Recognizing the First Team (continued)

Funniest thing about coming into the campaign that day – was noticing how small the space actually was – and how little space we had. Aside from the players already mentioned, I should introduce a couple of other folks who added color to the campaign in my first days. It should be clear that when I came into the campaign, I had absolutely no campaign experience whatsoever, let alone Presidential experience…

Aaron Rosenthal, Database Administrator – one of the funniest guys on our floor, Aaron ran our installation of NGP – which is the software database solution that the campaign used to manage the financial and compliance efforts and our membership database (which we affectionately called KerryBase or K-Base). Aaron had performed similar work with another campaign in the past — and joined the campaign in this capacity. One unique characteristic he had was a pet gecko (of which I forget its name), which unfortunately passed away sometime into the Primary season — handling such adversity and challenges that no normal gecko should ever be subjected to.

Jessica MacLeman, Dewey Square and Internet Team Member – from what I remembered of Jessica in those first few days was she was a recent graduate and had joined Dewey Square (the consulting firm) as an intern and became a team member of the Internet Team almost inadvertantly. She was to be responsible for state efforts — and became the main go-to person for various state page modifications and voter database solutions during the primary season.

Chad Lennox, Volunteer Coordinator – Chad was one of the “older” people in the basement – tirelessly managing the scores of volunteers that were there in the summer months, scrounding for volunteers and interns during the dry season (Sep-Dec), and then having to manage a tidal wave of supporters as JK began to surge in the polls in the month of January and after the Iowa win. Chad always had a smile for the many volunteers that joined the campaign – and his hard work earned him a promotion into the Political Desk as the primary season came to an end.

Aaron Rudenstine, Grassroots Fundraising – Aaron had a typical path to the campaign – was offered a role via one person, that person left the campaign, found himself looking for work, his skill and ability landed him with another group, he worked like the dickens, and then would find himself moving up the ladder a number of times – including becoming Mary Beth Cahill’s assistant for a time, then working Political as well. When we first met, Aaron was ready to take on the world and build up our Internet fundraising effort – and he tirelessly made telephone calls to our sparce number of donors in the cold winter months, worked the data, and became all-around data guy on the success of our online fundraising in those early months.

Richard Rho, Bulk Email “Commander” – Richard had graduated from Duke University with a law degree – and wanted to practice law in DC. He joined the Kerry Campaign in the Finance Department, working on compliance (to make sure all of the Federal Election Commissions rules for fundraising were kept up).
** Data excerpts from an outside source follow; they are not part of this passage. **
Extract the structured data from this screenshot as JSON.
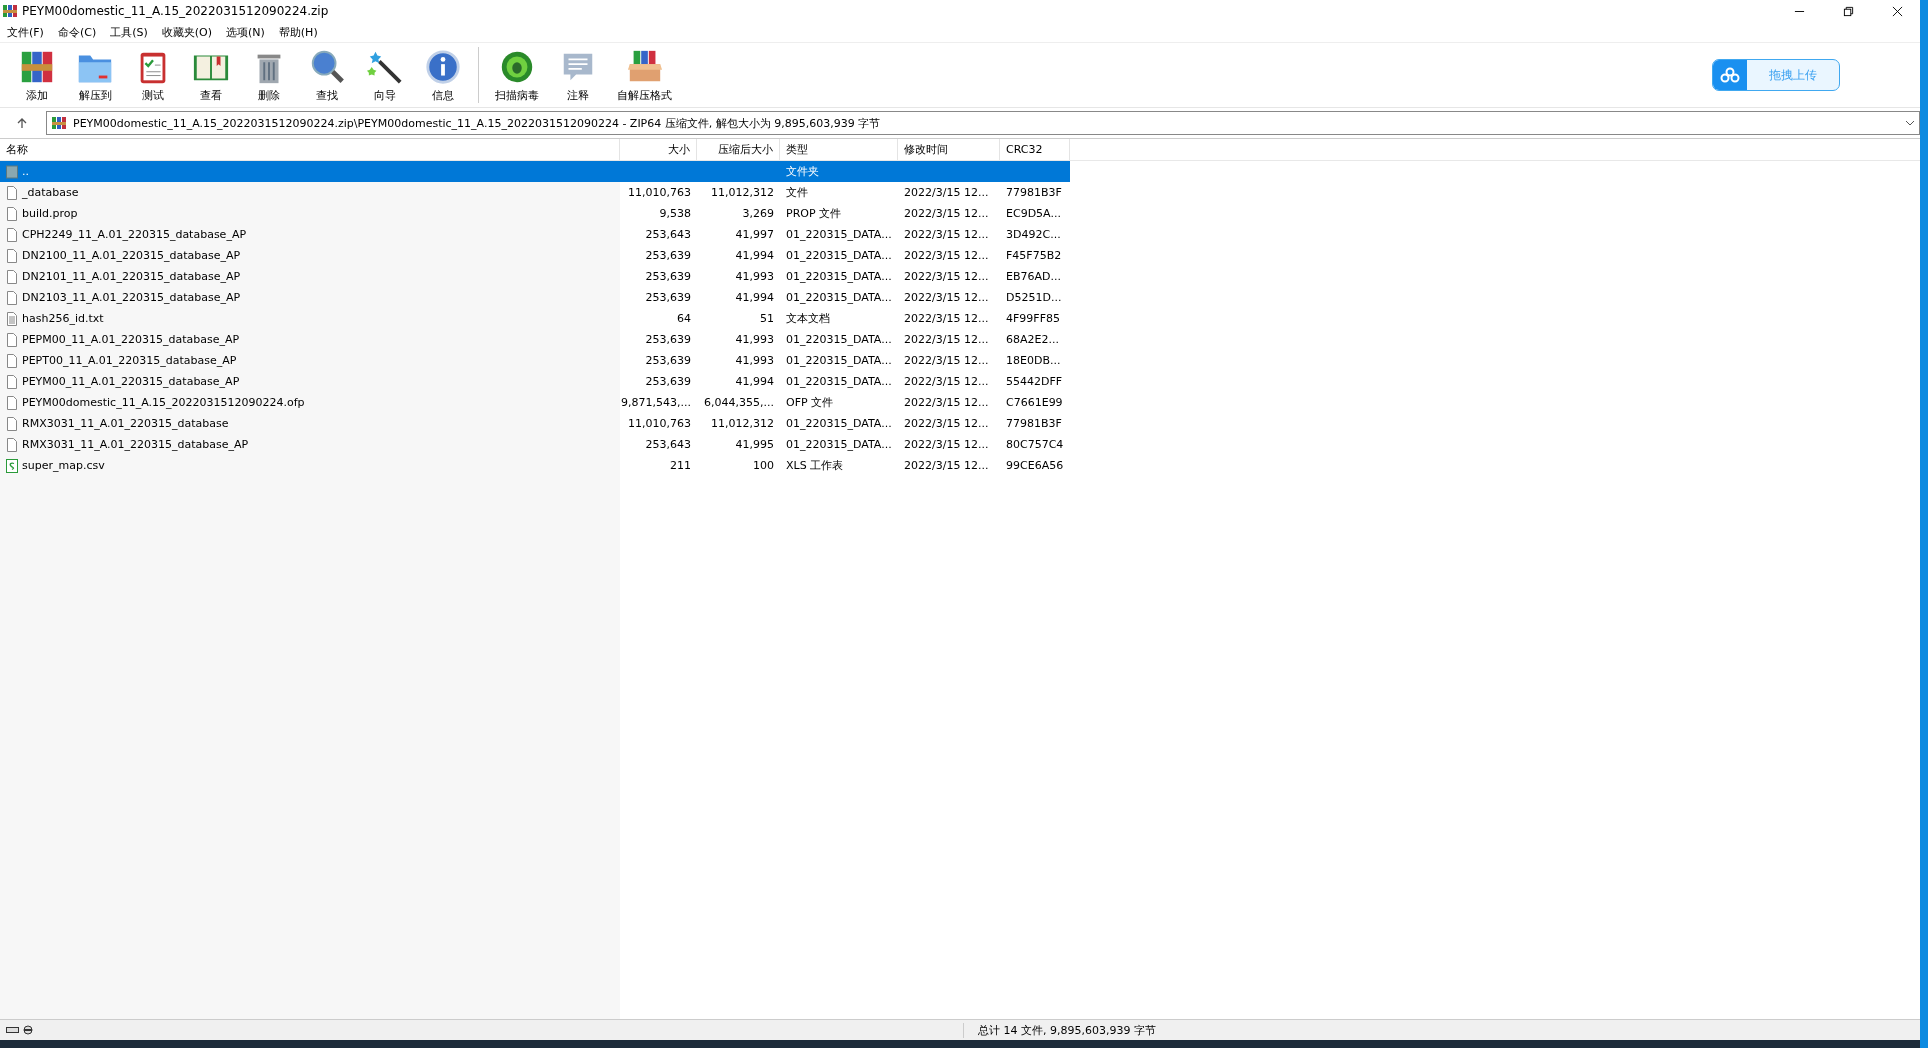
{
  "window": {
    "title": "PEYM00domestic_11_A.15_2022031512090224.zip"
  },
  "menu": [
    "文件(F)",
    "命令(C)",
    "工具(S)",
    "收藏夹(O)",
    "选项(N)",
    "帮助(H)"
  ],
  "toolbar": [
    {
      "label": "添加",
      "kind": "add"
    },
    {
      "label": "解压到",
      "kind": "extract"
    },
    {
      "label": "测试",
      "kind": "test"
    },
    {
      "label": "查看",
      "kind": "view"
    },
    {
      "label": "删除",
      "kind": "delete"
    },
    {
      "label": "查找",
      "kind": "find"
    },
    {
      "label": "向导",
      "kind": "wizard"
    },
    {
      "label": "信息",
      "kind": "info"
    },
    {
      "label": "扫描病毒",
      "kind": "scan",
      "separator_before": true
    },
    {
      "label": "注释",
      "kind": "comment"
    },
    {
      "label": "自解压格式",
      "kind": "sfx"
    }
  ],
  "upload_button": {
    "label": "拖拽上传"
  },
  "address": {
    "path": "PEYM00domestic_11_A.15_2022031512090224.zip\\PEYM00domestic_11_A.15_2022031512090224 - ZIP64 压缩文件, 解包大小为 9,895,603,939 字节"
  },
  "table": {
    "columns": [
      "名称",
      "大小",
      "压缩后大小",
      "类型",
      "修改时间",
      "CRC32"
    ],
    "rows": [
      {
        "kind": "parent",
        "name": "..",
        "size": "",
        "packed": "",
        "type": "文件夹",
        "modified": "",
        "crc": "",
        "selected": true
      },
      {
        "kind": "file",
        "name": "_database",
        "size": "11,010,763",
        "packed": "11,012,312",
        "type": "文件",
        "modified": "2022/3/15 12...",
        "crc": "77981B3F",
        "selected": false
      },
      {
        "kind": "file",
        "name": "build.prop",
        "size": "9,538",
        "packed": "3,269",
        "type": "PROP 文件",
        "modified": "2022/3/15 12...",
        "crc": "EC9D5A...",
        "selected": false
      },
      {
        "kind": "file",
        "name": "CPH2249_11_A.01_220315_database_AP",
        "size": "253,643",
        "packed": "41,997",
        "type": "01_220315_DATA...",
        "modified": "2022/3/15 12...",
        "crc": "3D492C...",
        "selected": false
      },
      {
        "kind": "file",
        "name": "DN2100_11_A.01_220315_database_AP",
        "size": "253,639",
        "packed": "41,994",
        "type": "01_220315_DATA...",
        "modified": "2022/3/15 12...",
        "crc": "F45F75B2",
        "selected": false
      },
      {
        "kind": "file",
        "name": "DN2101_11_A.01_220315_database_AP",
        "size": "253,639",
        "packed": "41,993",
        "type": "01_220315_DATA...",
        "modified": "2022/3/15 12...",
        "crc": "EB76AD...",
        "selected": false
      },
      {
        "kind": "file",
        "name": "DN2103_11_A.01_220315_database_AP",
        "size": "253,639",
        "packed": "41,994",
        "type": "01_220315_DATA...",
        "modified": "2022/3/15 12...",
        "crc": "D5251D...",
        "selected": false
      },
      {
        "kind": "text",
        "name": "hash256_id.txt",
        "size": "64",
        "packed": "51",
        "type": "文本文档",
        "modified": "2022/3/15 12...",
        "crc": "4F99FF85",
        "selected": false
      },
      {
        "kind": "file",
        "name": "PEPM00_11_A.01_220315_database_AP",
        "size": "253,639",
        "packed": "41,993",
        "type": "01_220315_DATA...",
        "modified": "2022/3/15 12...",
        "crc": "68A2E2...",
        "selected": false
      },
      {
        "kind": "file",
        "name": "PEPT00_11_A.01_220315_database_AP",
        "size": "253,639",
        "packed": "41,993",
        "type": "01_220315_DATA...",
        "modified": "2022/3/15 12...",
        "crc": "18E0DB...",
        "selected": false
      },
      {
        "kind": "file",
        "name": "PEYM00_11_A.01_220315_database_AP",
        "size": "253,639",
        "packed": "41,994",
        "type": "01_220315_DATA...",
        "modified": "2022/3/15 12...",
        "crc": "55442DFF",
        "selected": false
      },
      {
        "kind": "file",
        "name": "PEYM00domestic_11_A.15_2022031512090224.ofp",
        "size": "9,871,543,...",
        "packed": "6,044,355,...",
        "type": "OFP 文件",
        "modified": "2022/3/15 12...",
        "crc": "C7661E99",
        "selected": false
      },
      {
        "kind": "file",
        "name": "RMX3031_11_A.01_220315_database",
        "size": "11,010,763",
        "packed": "11,012,312",
        "type": "01_220315_DATA...",
        "modified": "2022/3/15 12...",
        "crc": "77981B3F",
        "selected": false
      },
      {
        "kind": "file",
        "name": "RMX3031_11_A.01_220315_database_AP",
        "size": "253,643",
        "packed": "41,995",
        "type": "01_220315_DATA...",
        "modified": "2022/3/15 12...",
        "crc": "80C757C4",
        "selected": false
      },
      {
        "kind": "sheet",
        "name": "super_map.csv",
        "size": "211",
        "packed": "100",
        "type": "XLS 工作表",
        "modified": "2022/3/15 12...",
        "crc": "99CE6A56",
        "selected": false
      }
    ]
  },
  "status_bar": {
    "summary": "总计 14 文件, 9,895,603,939 字节"
  }
}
At the time, our inbound email was beginning to get out of control, and we needed more staff to help us with the effort. Richard was one of the people that Matt Butler “highly recommended” – and he joined our customer service group. Around the same time, our outbound email efforts were just beginning to ramp up and we needed someone dedicated to composing and delivering our emails. This person had to have HTML skills, a eye for detail, and an easy going personality. Richard was overhearing our conversations and came over to me and said, “Hey – I can do HTML. I use to do a little bit of programming.” Two days later, Richard was driving our bulk email systems – and eventually went on to lead a team of publishers during the General campaign, handling all of the outbound emails for the entire nation.

Eric Wilfong, National Database Director – Later in the campaign, when we got short handed, we interviewed Eric (vitually) right out of school, on the recommendation from the owner of NGP, on the assumption that the installation would grow beyond simple usage of the web solution. Eric came on the campaign with energy and enthusiasm – and I do not think he ever expected what became his role on the campaign – an almost daily grind of managing the NGP installation, database requests from all parts of the nation, database integration issues, reports on various fundraising and campaign minutia, problems it had with other applications – all the kinds of things a true enterprise would hire an army of DBs and developers to manage. Eric kept his head about him and handled it with aplumb – and slowly began to crawl out of the insanity that was the database of the Kerry Campaign. Later on, he was able to get more support for his team’s efforts – and today shows a maturity and breath that few people can compare with (save sites like Amazon or eBay or Yahoo!).

There are a number of other people from the early days of the Internet team to describe – including Nick Grouf and Dave Waxman, who came aboard to provide guidance and internal political management on behalf of the Internet team, and volunteers JR Boynton and Brian Villalunga who worked tirelessly for the relaunch of the new Kerry website in November 2003, and Daniel and Mike – two other compliance guys who became part of our first Customer Service team.

What became a mighty force in the campaign – the Internet team – started out with extremely humble beginnings. While the Dean Campaign got a lot of visibility for what it accomplished, the Kerry team did a tremendous amount with what little they had.

What a team they made – and then became.